NATHAN W. BINGHAM: I'm here on the Ligonier campus with Dr. Sinclair Ferguson, one of our teaching fellows. Dr. Ferguson, why did Jesus speak in parables?
DR. SINCLAIR FERGUSON: Great question, Nathan. Let me begin with a negative. He didn't speak in parables because He liked using illustrations. You know, people often say to their teachers, "You should use more illustrations, like Jesus." Jesus spoke in parables because He found it the best way to expose the true spiritual condition of those to whom He was preaching.

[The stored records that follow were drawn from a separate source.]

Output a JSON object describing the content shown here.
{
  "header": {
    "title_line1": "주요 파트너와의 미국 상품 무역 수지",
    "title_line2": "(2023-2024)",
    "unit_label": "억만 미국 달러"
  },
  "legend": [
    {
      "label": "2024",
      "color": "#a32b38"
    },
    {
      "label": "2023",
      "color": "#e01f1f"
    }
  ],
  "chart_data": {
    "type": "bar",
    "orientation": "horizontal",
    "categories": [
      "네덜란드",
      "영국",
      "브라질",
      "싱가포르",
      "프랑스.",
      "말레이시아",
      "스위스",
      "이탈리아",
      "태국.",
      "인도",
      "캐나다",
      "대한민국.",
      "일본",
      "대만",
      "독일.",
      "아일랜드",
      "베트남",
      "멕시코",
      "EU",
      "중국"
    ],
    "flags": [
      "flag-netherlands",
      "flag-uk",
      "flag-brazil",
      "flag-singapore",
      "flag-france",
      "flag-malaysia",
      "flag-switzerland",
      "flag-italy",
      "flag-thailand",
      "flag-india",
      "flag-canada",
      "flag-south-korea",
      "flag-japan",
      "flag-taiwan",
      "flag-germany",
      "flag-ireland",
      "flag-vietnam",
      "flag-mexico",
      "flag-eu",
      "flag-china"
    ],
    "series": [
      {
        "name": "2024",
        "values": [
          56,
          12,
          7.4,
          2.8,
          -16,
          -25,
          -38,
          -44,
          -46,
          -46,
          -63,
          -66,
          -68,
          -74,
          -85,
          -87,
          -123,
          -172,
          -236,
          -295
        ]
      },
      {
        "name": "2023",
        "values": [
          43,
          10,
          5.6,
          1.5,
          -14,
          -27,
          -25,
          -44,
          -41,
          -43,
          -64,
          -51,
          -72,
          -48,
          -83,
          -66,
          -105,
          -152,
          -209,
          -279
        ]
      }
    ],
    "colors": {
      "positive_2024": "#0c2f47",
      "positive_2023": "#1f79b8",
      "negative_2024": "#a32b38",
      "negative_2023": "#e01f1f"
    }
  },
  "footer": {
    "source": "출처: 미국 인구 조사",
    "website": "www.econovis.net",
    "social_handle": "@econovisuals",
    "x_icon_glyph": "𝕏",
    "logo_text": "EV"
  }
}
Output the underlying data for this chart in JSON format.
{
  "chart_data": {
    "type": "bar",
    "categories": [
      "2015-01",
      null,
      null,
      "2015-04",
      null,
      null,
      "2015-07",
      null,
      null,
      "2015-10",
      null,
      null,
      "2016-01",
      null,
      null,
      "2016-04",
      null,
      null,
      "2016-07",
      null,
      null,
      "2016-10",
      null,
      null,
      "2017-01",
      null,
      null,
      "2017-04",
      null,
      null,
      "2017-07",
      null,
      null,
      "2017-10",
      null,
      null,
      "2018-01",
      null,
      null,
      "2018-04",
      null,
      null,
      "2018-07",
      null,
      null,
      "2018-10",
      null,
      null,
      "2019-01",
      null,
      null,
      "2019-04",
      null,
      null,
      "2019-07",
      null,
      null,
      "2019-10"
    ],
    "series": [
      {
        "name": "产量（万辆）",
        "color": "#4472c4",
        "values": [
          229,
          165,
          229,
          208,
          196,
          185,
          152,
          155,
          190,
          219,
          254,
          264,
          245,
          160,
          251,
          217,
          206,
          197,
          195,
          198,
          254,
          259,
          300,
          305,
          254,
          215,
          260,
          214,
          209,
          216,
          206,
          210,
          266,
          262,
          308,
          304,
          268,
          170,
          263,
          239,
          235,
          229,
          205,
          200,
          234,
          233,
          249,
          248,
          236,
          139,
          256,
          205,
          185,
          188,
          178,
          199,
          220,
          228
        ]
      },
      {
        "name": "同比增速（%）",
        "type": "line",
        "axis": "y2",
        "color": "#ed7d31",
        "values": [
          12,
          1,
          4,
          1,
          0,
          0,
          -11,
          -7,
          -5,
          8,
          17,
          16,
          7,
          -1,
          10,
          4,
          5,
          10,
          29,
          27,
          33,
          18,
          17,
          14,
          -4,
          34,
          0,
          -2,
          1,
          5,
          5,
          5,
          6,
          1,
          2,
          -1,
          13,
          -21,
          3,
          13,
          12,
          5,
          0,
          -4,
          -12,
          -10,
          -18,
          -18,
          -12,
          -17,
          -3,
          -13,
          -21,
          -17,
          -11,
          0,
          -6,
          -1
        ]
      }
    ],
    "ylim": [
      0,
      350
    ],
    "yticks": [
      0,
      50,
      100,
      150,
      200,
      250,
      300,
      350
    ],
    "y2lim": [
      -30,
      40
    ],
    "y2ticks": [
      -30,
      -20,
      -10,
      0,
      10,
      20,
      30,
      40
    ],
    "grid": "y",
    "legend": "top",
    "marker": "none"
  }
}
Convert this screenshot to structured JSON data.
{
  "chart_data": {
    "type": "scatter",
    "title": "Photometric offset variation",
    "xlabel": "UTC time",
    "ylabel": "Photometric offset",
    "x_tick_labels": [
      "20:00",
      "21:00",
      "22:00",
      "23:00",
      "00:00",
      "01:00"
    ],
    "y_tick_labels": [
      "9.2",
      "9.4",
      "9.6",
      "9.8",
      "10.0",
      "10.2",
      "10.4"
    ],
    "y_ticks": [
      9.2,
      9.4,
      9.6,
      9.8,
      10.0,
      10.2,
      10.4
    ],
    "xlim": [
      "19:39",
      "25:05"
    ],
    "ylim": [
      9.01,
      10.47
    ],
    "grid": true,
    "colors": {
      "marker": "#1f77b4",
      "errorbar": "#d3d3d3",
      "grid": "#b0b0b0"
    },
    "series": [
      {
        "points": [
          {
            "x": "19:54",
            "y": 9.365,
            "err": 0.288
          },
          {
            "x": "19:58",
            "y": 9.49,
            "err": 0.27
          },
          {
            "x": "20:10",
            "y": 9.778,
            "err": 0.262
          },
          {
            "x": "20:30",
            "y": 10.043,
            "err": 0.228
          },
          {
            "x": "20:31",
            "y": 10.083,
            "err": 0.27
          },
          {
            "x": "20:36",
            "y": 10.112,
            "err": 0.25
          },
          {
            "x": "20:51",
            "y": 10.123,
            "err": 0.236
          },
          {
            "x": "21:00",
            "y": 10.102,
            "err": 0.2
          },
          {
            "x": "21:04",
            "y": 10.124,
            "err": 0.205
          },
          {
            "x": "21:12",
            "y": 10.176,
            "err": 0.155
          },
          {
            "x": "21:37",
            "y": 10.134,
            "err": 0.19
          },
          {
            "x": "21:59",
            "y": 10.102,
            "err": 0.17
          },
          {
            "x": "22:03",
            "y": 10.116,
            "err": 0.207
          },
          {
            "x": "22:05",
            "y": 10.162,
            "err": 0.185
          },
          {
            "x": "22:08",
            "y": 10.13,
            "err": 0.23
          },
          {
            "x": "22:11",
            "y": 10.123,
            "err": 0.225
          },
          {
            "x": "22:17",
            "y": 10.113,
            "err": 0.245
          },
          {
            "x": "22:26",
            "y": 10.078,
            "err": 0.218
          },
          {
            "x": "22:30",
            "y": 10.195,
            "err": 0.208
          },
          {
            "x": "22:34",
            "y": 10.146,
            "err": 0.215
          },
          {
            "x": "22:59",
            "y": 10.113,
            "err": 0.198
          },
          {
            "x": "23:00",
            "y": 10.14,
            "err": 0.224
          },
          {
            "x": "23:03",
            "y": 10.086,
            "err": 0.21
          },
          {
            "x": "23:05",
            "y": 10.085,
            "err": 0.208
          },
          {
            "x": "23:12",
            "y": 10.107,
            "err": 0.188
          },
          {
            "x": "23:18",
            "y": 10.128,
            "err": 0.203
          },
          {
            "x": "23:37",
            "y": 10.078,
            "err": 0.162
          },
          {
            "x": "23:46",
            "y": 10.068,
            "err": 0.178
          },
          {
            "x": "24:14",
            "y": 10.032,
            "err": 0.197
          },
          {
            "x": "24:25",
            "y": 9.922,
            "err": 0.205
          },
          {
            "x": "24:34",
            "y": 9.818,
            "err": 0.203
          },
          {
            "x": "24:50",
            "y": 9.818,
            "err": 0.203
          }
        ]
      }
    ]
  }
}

And He says this actually in connection with parables in Matthew 13 and verse 10. He's been telling parables and the disciples want to know, "Why is it that You're speaking in parables?" Well, they were used to parables, but they were not used to teachers telling so many parables. And Jesus answers the question by saying this. The disciples came and said to Him, "Why did you speak to them in parables?" He answered them, "Not because people need illustrations." People do need illustrations; that's an important point. It's not the point Jesus makes. He answered them: "To you it has been given to know the secrets of the kingdom of heaven, but to them it has not been given. For to the one who has, more will be given, and he will have an abundance, but from the one who has not, even what he has will be taken away. This is why I speak to them in parables, because seeing they do not see, and hearing they do not hear, nor do they understand."
So, if I can use an analogy: You tell a joke. The punchline in a joke is usually at the end, and sometimes you're with people who just don't get it. They just do not get the point. The parables are not jokes, but in a parallel way, the punchline in most parables comes at the end. And what Jesus is doing is assessing whether people get it or not.
Now, people who go to church"this is the twenty-first century; we know what the parables mean. The parable of the Pharisee and the tax collector"it's no surprise to us to learn that it was the tax collector who was justified. If it's no surprise to us, that means we've actually missed the point of the parable. So actually even for us today, maybe especially for us today, the parables actually disclose our true spiritual condition. If I am not totally surprised that that's the answer, even though I know that's the answer, especially if I know that's the answer, then I've actually missed the point. If I'm not surprised by how the kingdom works and how the grace of God works, it actually reveals something about me. And I think this is an interesting illustration because it points out the fact that I can say, "Well, I understand that parable, but I don't really understand it at all." So I see, but I don't really see.
So parables are not merely illustrations. In a sense, they are tests of where we are spiritually, and that's why it's so important that when we read them we really need to be surprised by them and to ask the question, What is it that's so surprising about the grace of God here?